Across California, workers in any industry might experience sexual harassment. A survey conducted by CareerBuilder collected responses from 809 full-time employees in the private sector and concluded that 12 percent of them had been sexually harassed at work. Reporting the behavior to their employers, however, proved to be the exception rather than the rule. Among victims, 72 percent of them stayed silent. According to the Equal Employment Opportunity Commission, a victim has options for pursuing a remedy.
The Civil Rights Act of 1964 prohibits discrimination, including harassment, at workplaces with 15 or more employees. A victim should check to see if an employer has a written policy and procedure for reporting harassment. People should follow their employer’s procedures when at all possible. In general, victims should document their experiences in detail and list any people who might have witnesses the unwanted sexual advances or lewd comments. This report needs to be presented to the supervisor or someone higher up the chain of command if the supervisor is the harasser.
Federal law requires employers to investigate complaints and take steps to halt the harassment. Discipline against harassers should reflect the seriousness their actions. If someone does not get a response from an employer, the EEOC investigates complaints about harassment and discrimination.

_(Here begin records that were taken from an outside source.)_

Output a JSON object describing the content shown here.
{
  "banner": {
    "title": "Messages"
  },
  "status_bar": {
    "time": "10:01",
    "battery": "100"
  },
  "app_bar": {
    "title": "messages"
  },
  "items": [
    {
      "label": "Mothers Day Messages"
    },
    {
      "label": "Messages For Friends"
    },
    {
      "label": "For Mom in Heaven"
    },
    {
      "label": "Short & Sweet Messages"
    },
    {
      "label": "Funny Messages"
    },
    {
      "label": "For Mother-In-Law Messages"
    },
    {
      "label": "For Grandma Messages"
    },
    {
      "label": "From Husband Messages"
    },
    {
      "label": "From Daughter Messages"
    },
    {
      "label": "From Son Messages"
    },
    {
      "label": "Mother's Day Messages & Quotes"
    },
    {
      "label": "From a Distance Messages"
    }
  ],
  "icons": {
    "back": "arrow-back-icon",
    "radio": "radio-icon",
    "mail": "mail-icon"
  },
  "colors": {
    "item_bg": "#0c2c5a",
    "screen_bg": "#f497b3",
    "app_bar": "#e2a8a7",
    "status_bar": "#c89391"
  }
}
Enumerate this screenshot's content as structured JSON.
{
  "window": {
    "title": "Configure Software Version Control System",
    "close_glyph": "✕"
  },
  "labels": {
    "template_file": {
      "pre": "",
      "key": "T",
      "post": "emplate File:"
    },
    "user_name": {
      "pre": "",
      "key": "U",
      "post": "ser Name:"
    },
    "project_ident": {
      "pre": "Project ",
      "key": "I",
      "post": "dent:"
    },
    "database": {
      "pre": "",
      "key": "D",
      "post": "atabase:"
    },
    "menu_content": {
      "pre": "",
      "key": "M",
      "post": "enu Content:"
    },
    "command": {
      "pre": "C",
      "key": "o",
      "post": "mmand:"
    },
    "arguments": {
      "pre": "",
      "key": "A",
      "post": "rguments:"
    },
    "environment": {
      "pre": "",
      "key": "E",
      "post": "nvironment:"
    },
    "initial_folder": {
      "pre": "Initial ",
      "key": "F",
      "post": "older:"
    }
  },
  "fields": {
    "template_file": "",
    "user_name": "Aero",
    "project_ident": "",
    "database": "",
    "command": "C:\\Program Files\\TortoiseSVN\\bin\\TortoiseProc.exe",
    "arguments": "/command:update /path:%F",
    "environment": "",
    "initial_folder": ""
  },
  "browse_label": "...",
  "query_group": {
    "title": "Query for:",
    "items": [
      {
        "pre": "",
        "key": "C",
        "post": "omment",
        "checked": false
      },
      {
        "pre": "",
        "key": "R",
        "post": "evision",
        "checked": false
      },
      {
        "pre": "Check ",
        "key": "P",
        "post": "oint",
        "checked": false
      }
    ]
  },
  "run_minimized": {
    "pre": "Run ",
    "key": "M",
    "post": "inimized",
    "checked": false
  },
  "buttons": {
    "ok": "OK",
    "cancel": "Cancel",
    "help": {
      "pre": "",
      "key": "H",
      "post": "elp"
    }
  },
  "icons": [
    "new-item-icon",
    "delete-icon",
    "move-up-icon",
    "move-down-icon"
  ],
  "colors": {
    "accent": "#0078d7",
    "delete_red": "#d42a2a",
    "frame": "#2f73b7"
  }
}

Legal advice might also be appropriate, especially when a person fears losing a job or other acts of unlawful retaliation after reporting sexual harassment. Consulting with a lawyer may help a person complete the process of filing a formal complaint or building a lawsuit. A lawyer might interview witnesses, request the findings of an employer’s investigation or collect texts and emails that reveal the harasser’s behavior. This information may be able to support a lawsuit that holds the employer financially accountable for the hostile working environment.